Intel Says Certain Latest I/O Controllers are Defected: ICH6R

@ 2004/06/25
An Intel Corporation’s representative in Munich, Germany, confirmed Friday a problem with the company’s latest I/O controller, dubbed ICH6, that can cause personal computers based on the recently unveiled chipsets from Intel to freeze or work unstably.

Intel confirmed a report from [H]ard|OCP web-site about pulling back some i915P/G and i925X-based mainboards because of failure found with the ICH6-series of I/O controllers, chips that handle operation of add-in PCI and PCI Express x1 cards, USB, Serial ATA and other controllers. According to official statement from the company the issue discovered recently is not connected with silicon fabrication process, but should be treated as a fab excursion. A thin layer of film had not been properly removed from die pad areas of a number of ICH6-series chips at some stage of manufacturing.

“Some customers have received a limited number of ICH6 I/O controllers that have encountered a Fab excursion (anomaly). This excursion makes these products susceptible to leakage in the Real Time Clock (RTC) circuitry. This was caused by incomplete removal of a thin film on the die pad area. This anomaly will likely exhibit itself as a failure to boot, a system hang, or other anomalous system behavior,” an Intel’s spokesman Christian Anderka told X-bit labs.

Intel does not identify which ICH6-series chips are affected, but says that possibly all iterations of the I/O controllers can have the problem. Intel supplies four versions of the latest I/O controllers: ICH6, ICH6R, ICH6RW and ICH6W.

Mainboards and personal computers that have defective ICH6-series controllers installed either do not boot at all, or hang, or behave “strangely”.

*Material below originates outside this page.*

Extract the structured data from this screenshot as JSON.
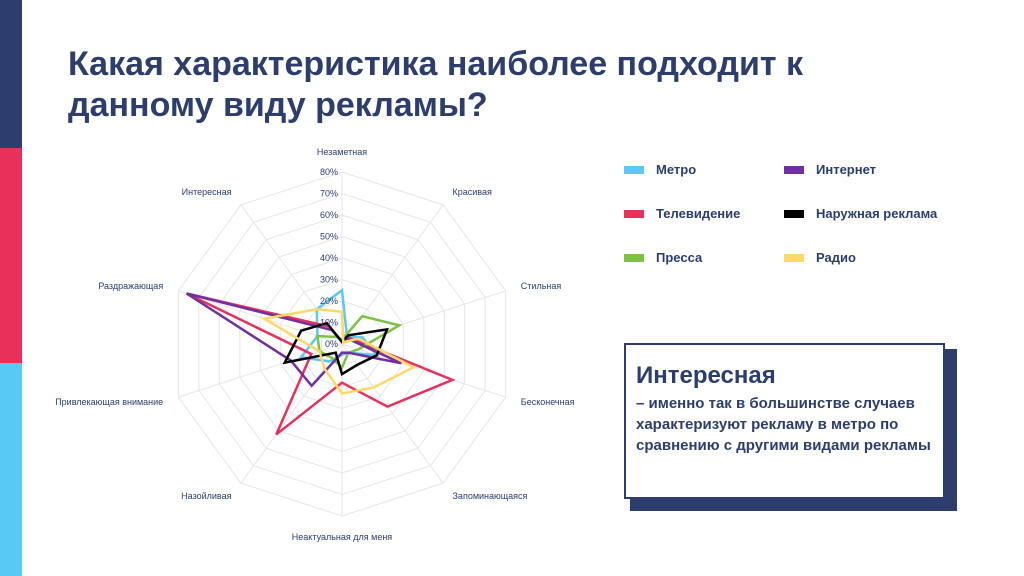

Intel said that all chips shipping now and after the product launch are unaffected by the issue. The company revised its process of manufacturing and believes that only a limited number of chips do not have the thin film properly removed from the die pads. The Santa Clara, California-based chipmaker said that it did not expect end-users to get mainboards with flawed ICH6-series controllers.

“We believe almost none of the impacted products have reached the end customers and we are working with our customers to find the impacted products and replace them with fine products. All product shipping now uses the new manufacturing process and is unaffected,” Mr. Anderka indicated.

While Intel declines to comment on the number of faulty I/O controllers that are typically referred as South Bridges shipped to customers, the company announced earlier this week that more than 150 000 resellers worldwide as well as the world’s leading makers of personal computers were in position to ship the new systems based on the i915P/G and i925X-based mainboards and Intel’s new Pentium 4 processors.

Some resellers stopped selling the new i915P/G and i925X-based mainboards and Intel confirmed that stores, system integrators and mainboard makers will have to do some additional testing to verify that they have solid and stable components in stock. Intel will exchange faulty ICH6 chips or mainboards to its customers.